Lors du Dialogue continental sur la jeunesse, la paix et la sécurité, ouvert jeudi 11 décembre 2025 à Bujumbura, le président burundais Évariste Ndayishimiye a vivement critiqué l’attitude de la communauté internationale concernant la détérioration de la situation sécuritaire dans l’Est de la République démocratique du Congo.
S’adressant à des jeunes venus de toute l’Afrique, celui qui est également champion de l’Union africaine pour l’Agenda Jeunesse, Paix et Sécurité a dénoncé ce qu’il considère comme un « deux poids, deux mesures » dans la gestion des crises touchant le continent. Il a notamment reproché l’absence de réaction ferme face aux actions du mouvement M23-AFC, qu’il accuse d’être soutenu par le Rwanda.
Selon le chef de l’État burundais, l’Afrique subit une « guerre silencieuse » motivée par la convoitise de ses richesses naturelles.
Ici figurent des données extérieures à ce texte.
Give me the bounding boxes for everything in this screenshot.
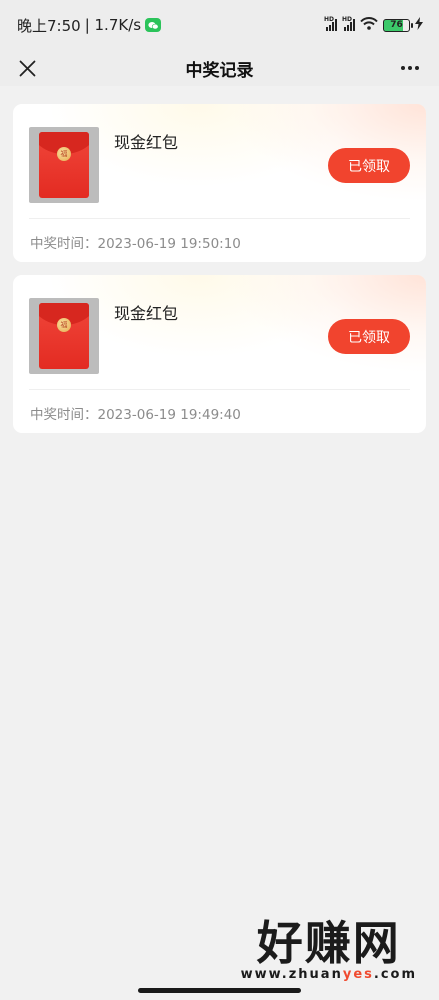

Il estime que cette lutte pour le contrôle des ressources est un moteur central des conflits qui ravagent plusieurs régions, en particulier l’Est de la RDC.
« Certains acteurs extérieurs alimentent les violences afin de garder la main sur nos ressources », a affirmé Ndayishimiye, regrettant que la tragédie congolaise ne suscite pas l’élan de solidarité internationale observé pour d’autres crises dans le monde.
Il a rappelé que des millions de civils congolais vivent toujours dans l’insécurité, malgré les engagements pris récemment à Washington, et a accusé certains partenaires de contribuer, par leur silence, à la prolongation d’un conflit qu’il qualifie d’“interminable”.
Allié régional du président congolais Félix Tshisekedi, Ndayishimiye a conclu en appelant les pays africains à une mobilisation collective. « Lorsque la RDC est agressée, c’est l’ensemble du continent qui en ressent les effets. Nous ne pouvons pas permettre que nos crises passent sous silence », a-t-il insisté.